OpenAI Plans 2026 IPO and Shifts ChatGPT to Business Use
AI

OpenAI Plans 2026 IPO and Shifts ChatGPT to Business Use

April 20, 20263 min read
TL;DR

OpenAI is building an IPO finance team and steering ChatGPT toward high-compute enterprise clients ahead of a potential late-2026 public listing.

OpenAI has 900 million weekly active ChatGPT users. Its challenge, as the company prepares to go public, is turning that number into a story Wall Street will pay for.

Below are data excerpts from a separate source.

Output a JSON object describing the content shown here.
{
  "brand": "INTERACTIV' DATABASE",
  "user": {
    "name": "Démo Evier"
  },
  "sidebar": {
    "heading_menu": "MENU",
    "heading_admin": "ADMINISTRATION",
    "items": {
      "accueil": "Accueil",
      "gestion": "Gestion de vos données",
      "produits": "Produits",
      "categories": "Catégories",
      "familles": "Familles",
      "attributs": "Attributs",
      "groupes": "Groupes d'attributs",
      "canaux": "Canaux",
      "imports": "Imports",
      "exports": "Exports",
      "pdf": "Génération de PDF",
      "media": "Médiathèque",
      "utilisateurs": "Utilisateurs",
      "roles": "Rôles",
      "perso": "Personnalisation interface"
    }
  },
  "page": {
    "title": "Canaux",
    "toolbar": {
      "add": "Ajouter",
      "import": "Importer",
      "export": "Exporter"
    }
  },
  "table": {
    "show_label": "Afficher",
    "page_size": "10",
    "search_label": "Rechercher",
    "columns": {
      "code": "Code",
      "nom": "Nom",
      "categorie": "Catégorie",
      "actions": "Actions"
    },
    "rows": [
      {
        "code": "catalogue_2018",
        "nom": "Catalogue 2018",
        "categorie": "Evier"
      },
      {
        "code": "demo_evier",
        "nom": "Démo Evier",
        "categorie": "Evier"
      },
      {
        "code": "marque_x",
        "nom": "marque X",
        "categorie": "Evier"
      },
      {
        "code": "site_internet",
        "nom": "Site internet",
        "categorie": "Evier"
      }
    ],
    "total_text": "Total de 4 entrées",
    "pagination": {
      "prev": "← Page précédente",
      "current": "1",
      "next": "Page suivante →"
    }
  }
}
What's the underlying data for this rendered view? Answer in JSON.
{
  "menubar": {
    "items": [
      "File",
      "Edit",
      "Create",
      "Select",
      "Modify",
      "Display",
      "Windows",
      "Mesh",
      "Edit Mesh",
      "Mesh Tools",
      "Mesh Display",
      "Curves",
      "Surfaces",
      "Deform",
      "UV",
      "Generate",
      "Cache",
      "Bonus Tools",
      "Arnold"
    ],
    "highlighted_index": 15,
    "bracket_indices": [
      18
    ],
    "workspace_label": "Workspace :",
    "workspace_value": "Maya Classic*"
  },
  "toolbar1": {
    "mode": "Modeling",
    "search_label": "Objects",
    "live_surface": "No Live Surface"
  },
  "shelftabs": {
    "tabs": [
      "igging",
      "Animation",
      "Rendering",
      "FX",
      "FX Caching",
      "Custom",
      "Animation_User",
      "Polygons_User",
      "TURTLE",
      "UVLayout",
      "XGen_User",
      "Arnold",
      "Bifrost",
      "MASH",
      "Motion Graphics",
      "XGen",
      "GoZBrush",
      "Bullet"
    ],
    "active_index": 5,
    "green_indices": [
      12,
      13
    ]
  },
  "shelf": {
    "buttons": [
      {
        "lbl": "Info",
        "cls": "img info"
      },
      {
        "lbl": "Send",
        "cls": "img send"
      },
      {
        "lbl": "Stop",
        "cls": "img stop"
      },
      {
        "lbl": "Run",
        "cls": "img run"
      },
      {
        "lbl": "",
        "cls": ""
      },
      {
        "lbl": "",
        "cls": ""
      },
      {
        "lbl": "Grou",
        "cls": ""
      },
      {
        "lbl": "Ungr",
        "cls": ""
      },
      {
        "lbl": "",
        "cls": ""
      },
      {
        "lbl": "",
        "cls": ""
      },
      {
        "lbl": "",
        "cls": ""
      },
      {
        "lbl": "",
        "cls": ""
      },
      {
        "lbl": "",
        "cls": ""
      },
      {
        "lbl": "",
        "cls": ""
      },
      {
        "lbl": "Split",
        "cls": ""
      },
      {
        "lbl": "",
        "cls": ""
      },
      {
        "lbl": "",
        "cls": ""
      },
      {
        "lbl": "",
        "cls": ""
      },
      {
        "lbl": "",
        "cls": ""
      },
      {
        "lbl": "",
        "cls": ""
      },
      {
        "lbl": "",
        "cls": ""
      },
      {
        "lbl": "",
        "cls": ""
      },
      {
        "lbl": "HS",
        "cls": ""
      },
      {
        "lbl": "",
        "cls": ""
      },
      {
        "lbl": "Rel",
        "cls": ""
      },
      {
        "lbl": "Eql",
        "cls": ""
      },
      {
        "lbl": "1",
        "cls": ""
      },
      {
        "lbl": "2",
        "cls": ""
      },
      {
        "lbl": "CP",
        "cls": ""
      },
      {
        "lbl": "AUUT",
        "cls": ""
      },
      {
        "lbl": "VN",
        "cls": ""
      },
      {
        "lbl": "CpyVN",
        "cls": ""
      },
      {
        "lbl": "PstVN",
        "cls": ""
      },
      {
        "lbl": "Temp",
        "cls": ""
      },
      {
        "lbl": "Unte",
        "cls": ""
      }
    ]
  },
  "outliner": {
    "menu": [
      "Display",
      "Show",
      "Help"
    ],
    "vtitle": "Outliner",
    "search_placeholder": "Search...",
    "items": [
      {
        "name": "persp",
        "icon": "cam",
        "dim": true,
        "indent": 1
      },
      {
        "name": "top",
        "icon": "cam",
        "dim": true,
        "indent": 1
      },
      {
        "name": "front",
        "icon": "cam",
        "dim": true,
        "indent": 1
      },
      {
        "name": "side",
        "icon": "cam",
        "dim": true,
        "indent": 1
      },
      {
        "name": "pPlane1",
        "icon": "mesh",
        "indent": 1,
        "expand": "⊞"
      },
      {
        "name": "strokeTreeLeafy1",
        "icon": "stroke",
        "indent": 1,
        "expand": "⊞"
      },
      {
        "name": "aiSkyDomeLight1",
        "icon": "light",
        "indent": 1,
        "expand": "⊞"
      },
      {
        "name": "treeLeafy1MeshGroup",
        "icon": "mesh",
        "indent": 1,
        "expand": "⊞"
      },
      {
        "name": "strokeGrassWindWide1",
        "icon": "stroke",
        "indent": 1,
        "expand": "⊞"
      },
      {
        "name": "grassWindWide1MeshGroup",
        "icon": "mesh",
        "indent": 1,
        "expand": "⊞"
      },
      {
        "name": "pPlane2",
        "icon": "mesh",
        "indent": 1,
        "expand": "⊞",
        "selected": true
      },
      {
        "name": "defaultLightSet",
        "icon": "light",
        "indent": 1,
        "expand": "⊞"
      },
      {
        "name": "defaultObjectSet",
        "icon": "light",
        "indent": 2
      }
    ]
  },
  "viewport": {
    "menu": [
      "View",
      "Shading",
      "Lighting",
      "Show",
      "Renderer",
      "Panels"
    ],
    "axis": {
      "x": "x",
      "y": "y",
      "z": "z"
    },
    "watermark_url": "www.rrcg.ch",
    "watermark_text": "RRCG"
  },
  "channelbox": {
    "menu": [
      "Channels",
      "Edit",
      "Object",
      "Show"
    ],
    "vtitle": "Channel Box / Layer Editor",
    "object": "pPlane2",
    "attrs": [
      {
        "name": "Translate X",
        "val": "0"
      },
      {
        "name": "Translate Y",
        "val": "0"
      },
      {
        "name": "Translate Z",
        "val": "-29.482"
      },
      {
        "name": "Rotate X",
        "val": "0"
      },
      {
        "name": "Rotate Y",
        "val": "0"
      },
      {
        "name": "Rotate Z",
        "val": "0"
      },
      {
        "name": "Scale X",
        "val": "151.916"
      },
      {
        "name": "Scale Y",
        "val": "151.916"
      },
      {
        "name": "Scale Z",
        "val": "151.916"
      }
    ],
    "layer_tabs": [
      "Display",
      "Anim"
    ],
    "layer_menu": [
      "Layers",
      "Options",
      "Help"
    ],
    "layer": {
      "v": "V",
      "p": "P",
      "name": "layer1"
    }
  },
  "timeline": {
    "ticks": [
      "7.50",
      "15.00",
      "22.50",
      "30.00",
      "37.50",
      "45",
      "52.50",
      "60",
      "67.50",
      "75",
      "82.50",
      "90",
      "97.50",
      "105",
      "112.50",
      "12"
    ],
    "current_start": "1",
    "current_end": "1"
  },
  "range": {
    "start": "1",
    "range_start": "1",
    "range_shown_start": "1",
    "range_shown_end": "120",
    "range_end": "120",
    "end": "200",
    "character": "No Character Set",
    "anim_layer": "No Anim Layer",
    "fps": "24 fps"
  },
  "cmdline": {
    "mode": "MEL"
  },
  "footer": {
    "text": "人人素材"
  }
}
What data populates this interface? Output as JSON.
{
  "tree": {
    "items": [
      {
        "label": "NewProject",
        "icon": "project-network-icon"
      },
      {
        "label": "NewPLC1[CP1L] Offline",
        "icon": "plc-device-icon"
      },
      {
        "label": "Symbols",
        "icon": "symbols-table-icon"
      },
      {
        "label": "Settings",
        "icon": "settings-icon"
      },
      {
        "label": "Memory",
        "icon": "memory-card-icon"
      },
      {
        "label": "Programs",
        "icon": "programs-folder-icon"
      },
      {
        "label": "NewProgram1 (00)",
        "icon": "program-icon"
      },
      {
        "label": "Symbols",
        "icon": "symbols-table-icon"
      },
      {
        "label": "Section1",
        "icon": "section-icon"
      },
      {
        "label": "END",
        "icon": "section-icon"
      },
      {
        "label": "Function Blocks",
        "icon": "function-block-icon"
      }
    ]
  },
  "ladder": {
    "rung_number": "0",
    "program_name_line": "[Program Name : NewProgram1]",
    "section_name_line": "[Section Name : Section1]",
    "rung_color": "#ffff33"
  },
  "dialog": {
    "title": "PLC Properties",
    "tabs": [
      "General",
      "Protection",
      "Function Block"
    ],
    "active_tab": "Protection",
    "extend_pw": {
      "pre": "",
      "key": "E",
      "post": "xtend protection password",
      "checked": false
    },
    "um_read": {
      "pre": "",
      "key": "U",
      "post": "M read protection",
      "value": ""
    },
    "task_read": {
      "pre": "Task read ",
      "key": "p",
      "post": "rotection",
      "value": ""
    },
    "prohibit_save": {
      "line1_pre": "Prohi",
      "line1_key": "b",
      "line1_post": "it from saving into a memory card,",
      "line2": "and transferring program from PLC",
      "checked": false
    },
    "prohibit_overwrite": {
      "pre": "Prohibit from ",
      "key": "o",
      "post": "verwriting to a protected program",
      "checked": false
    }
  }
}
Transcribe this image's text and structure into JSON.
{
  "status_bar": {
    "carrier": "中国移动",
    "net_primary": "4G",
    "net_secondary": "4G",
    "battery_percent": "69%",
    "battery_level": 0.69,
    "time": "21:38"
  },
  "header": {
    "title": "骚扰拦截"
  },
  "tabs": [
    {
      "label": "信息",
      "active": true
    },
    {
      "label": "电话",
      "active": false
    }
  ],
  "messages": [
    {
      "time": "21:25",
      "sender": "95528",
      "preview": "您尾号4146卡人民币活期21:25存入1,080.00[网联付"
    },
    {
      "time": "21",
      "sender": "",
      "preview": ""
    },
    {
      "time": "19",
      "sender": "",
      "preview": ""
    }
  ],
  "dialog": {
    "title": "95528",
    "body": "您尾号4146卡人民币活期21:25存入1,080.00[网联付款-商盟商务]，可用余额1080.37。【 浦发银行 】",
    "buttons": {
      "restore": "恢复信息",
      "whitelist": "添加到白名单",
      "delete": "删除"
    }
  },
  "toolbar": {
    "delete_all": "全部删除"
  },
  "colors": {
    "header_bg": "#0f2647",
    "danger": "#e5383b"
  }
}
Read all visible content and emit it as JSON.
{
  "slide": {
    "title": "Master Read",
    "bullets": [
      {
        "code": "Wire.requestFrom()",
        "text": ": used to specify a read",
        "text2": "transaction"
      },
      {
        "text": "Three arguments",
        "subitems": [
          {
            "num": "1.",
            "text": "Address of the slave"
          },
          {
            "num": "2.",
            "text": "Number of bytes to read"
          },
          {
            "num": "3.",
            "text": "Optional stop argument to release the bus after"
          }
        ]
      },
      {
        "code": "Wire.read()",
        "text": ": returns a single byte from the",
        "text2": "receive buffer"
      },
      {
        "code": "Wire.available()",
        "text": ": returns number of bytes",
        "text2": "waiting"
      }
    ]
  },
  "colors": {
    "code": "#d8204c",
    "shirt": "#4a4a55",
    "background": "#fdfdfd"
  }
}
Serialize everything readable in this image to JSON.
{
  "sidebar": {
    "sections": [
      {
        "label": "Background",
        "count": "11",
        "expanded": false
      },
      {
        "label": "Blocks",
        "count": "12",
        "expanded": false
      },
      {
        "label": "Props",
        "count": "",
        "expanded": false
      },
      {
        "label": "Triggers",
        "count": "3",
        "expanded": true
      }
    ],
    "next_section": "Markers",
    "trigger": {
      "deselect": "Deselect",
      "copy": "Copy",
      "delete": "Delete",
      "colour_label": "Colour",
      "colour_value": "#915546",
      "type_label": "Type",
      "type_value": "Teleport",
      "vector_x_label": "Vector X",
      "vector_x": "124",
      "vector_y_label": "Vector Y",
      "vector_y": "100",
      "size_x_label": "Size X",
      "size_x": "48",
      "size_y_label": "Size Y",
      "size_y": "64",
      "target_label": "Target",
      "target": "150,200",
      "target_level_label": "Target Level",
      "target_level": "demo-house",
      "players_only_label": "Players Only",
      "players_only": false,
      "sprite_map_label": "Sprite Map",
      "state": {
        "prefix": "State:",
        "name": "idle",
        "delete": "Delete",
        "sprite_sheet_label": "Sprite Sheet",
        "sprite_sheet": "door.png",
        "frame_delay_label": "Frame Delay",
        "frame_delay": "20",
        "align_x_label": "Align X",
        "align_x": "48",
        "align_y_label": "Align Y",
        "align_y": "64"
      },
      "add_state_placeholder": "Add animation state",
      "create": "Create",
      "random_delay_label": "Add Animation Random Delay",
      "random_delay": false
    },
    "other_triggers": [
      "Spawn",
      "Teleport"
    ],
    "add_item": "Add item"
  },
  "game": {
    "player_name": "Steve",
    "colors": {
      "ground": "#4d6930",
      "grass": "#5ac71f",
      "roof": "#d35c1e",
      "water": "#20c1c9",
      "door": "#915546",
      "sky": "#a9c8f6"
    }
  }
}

Fidji Simo, the company's CEO of Applications, addressed staff at an all-hands meeting last month and laid out the new priority: reorient ChatGPT toward enterprise productivity. "Our opportunity now is to take those 900 million users and turn them into high-compute users," she said, according to a partial transcript reviewed by CNBC. A listing as early as Q4 2026 is under consideration, per a person familiar with the matter who requested anonymity.

The finance team is being built accordingly. CFO Sarah Friar has hired Ajmere Dale, formerly chief accounting officer at Block, and Cynthia Gaylor, ex-CFO of DocuSign. Gaylor will oversee investor relations. The hires signal that OpenAI is well past treating a public offering as a distant aspiration.

Building the enterprise case

OpenAI declared a "code red" in December, pulling back from projects in health, shopping, and advertising to sharpen ChatGPT's competitive position against Google and Anthropic. Simo told staff last month that the same urgency applies now, but with a clearer commercial target.

The revenue question has been a recurring one. As of late 2024, CEO Sam Altman described advertising as a "last resort," and the company has held to that line so far. In January, OpenAI rolled out ChatGPT Go globally, an $8-per-month subscription tier that debuted in India in August 2025 before expanding to Singapore and then worldwide. Digital Watch Observatory described the launch as OpenAI's most direct attempt to widen paid access without embedding ads into prompts. The worldwide advertising market has surpassed $1 trillion in annual revenue, which makes the no-ads commitment increasingly conspicuous as investor scrutiny rises ahead of a listing.

Rivals are not standing still

Google, the most direct competitor in enterprise AI, shipped a native Gemini app for macOS on April 15, one day after releasing a Windows version. The free download, available on macOS 15 and later, lets users invoke Gemini from anywhere on their screen with Option + Space, share local files and browser windows, and generate images via Nano Banana and video via Veo. MacRumors noted that Google was the last of the three major AI providers to ship a dedicated Mac app, with OpenAI and Anthropic already in place for some time.

TechCrunch quoted Google positioning the release as groundwork for a "personal, proactive and powerful desktop assistant," with more announcements promised in coming months. There is a subplot worth watching here. Engadget reported that Apple's long-delayed generative AI overhaul of Siri, expected at WWDC in June, is built on Gemini models. If that holds, Google gains distribution baked into hundreds of millions of Apple devices, an advantage no enterprise sales pitch can easily replicate.

What the IPO framing reveals

Consumer scale and enterprise revenue are different things. Nine hundred million weekly users is a remarkable figure for any platform, but institutional investors pricing an IPO care about contract value, gross margin, and retention rates. OpenAI's pivot to productivity language is partly rhetorical, aimed at repositioning ChatGPT in enterprise procurement conversations, but it is also structural, anchored by the CFO hires and explicit internal direction to focus on compute-intensive, billable workflows.

Anthropologic is also reportedly weighing a public offering. Two AI companies with similar product profiles and overlapping enterprise ambitions filing within months of each other would force a comparative valuation exercise. Whoever files first sets the benchmark for the other.

A Q4 2026 window is achievable but tight. Any revenue shortfall or competitive stumble between now and then could pressure the schedule. The deeper question is whether OpenAI can reframe a consumer phenomenon as an enterprise platform before public market investors form their own conclusions.

FAQ

What is OpenAI's current IPO timeline?
The company is targeting a potential listing as early as Q4 2026, though the timing is subject to change, per a person familiar with the matter cited by CNBC. No filing date has been announced publicly.

What does the ChatGPT productivity pivot mean in practice?
OpenAI wants users shifting from casual one-off queries to sustained, high-compute workflows that businesses pay for on contract. The goal is to lift average revenue per user and sharpen the enterprise narrative before going public.

How does the Gemini Mac app affect OpenAI's competitive position?
Google closing the Mac app gap gives enterprise buyers comparable desktop access across all three major AI assistants. The reported Gemini-powered Siri integration, if confirmed, would extend Google's reach to Apple's installed base without any additional sales motion.

Is OpenAI still avoiding advertising?
As of early 2026, yes. The $8-per-month ChatGPT Go tier is the primary low-cost alternative, and Altman has described ads as a last resort. Whether that stance survives post-IPO investor pressure remains an open question.